[FOM] Eradicating Evil?

Harvey Friedman hmflogic at gmail.com
Tue Oct 28 20:40:12 EDT 2014

On Oct 27, 2014, at 6:01 AM, Harvey Friedman <hmflogic at gmail.com> wrote:

> My back channels tell me that there is a crusade to "eradicate evil"
> spearheaded by the HoTT community.

Steve Awodey wrote:

"This is absolute rubbish and a good example of what is wrong with FOM.
It is impossible to have a civil discussion here about anything *new*
in foundations
without being accused of being a “crazy”, “radical”, “zealot”, etc.

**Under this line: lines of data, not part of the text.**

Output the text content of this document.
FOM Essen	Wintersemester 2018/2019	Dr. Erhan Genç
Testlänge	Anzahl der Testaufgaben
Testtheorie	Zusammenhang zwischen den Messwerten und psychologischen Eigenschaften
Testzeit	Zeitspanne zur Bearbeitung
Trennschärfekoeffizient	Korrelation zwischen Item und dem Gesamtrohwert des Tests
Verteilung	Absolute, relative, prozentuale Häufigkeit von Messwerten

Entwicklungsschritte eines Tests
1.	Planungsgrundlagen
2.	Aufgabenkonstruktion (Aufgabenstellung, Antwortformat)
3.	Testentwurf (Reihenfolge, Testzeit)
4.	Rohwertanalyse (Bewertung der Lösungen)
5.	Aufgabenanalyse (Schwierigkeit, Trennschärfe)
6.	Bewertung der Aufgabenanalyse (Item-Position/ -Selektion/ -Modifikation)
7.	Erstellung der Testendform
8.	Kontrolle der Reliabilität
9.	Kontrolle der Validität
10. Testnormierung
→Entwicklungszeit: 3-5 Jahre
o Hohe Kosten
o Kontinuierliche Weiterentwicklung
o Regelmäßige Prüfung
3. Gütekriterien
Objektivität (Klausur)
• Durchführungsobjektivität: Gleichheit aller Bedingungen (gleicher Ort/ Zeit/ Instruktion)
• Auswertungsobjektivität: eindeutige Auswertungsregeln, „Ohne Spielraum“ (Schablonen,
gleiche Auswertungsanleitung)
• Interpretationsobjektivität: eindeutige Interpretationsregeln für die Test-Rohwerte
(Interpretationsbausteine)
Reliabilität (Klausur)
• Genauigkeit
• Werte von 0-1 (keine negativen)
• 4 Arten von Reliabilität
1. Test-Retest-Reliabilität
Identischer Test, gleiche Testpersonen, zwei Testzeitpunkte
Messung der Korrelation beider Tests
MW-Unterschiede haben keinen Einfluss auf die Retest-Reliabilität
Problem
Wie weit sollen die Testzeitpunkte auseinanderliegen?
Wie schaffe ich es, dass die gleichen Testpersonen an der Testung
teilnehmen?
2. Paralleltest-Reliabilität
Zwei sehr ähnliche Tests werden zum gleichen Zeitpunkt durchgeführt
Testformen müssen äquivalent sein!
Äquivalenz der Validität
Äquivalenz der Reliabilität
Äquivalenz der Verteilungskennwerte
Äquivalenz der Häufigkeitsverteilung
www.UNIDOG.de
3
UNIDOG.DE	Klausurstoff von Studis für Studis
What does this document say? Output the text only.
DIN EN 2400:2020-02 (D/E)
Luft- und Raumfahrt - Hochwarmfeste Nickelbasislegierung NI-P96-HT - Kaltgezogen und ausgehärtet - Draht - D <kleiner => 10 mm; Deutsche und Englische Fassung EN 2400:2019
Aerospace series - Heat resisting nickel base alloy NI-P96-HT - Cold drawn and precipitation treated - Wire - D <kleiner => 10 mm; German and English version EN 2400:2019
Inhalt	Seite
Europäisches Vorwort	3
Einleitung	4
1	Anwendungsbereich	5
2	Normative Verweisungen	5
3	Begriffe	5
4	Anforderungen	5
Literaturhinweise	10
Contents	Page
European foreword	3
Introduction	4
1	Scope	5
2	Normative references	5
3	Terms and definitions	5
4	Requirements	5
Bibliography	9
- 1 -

Why does everything on this list have to be a fight?
I’m tired of the gauntlets, challenges, accusations, personal attacks, etc.,
especially the ones beginning “without knowing anything about X, here
is what I think about X …”.

Those who are honestly interested in learning about Homotopy Type Theory
— and I recommend it to readers of this list as a new area of
foundational research
with many interesting connections to mathematics, logic, and computer science —
should have no trouble finding resources online, particularly the already cited:


and the book available there.
The current discussion, by contract, has no informational value, and
shows no signs of heading in that direction.

After many years on this list, I have finally had enough.
When you have finally succeeded in driving out everyone with a
different point of view,
then you will be free to vilify them without rebuttal.

Good bye, and good luck with this forum,"

I am interested in the claim in the press and from radicals that "this
is a revolution in the foundations of mathematics". So I am assuming
that this is supposed to be general purpose. I am interested in
hearing, in generally understandable terms, just what general purpose
is being revolutionized, just what the reasons why this promises to
overthrow the Standard Umbrella, and so forth. I can already relate to
at least some of the complaints about the Standard Umbrella that are
generally understandable. I have already been spurred to rethink my
previous work on "flat mental pictures" in

84. Flat Mental Pictures, September 5, 2014, 5 pages. Extended abstract.

in terms of what I now call "flat foundations". I already posted some
initial stuff about it on the FOM, but now am planning to soon post a
series on it on my numbered postings. I think that it is SOMEWHAT
responsive to the "speak no evil" imperative, but I would not expect
it to be FULLY responsive. For that, I need some interaction with
people like Steve Awodey - in GENERALLY UNDERSTANDABLE terms. If Steve
genuinely believes that HoTT is really general purpose, then Steve
ought to engage in a dialog in order to make my "flat foundations" yet
MORE RESPONSIVE. If Steve won't interact this way, perhaps somebody
else will?


The term "speak no evil" appears in the index of the HoTT book, but
apparently not in the text.

It seems to have been introduced by John Baez.

Here are some links:


Thus, since in a saturated category, equality of objects is identified
with isomorphism, it follows that any construction we can perform must
also respect isomorphism of objects. So working with a saturated
category provides an ironclad guarantee of “non-evilness”: if you can
state your definition or prove your theorem for saturated categories
in HoTT, then it is automatically isomorphism-invariant.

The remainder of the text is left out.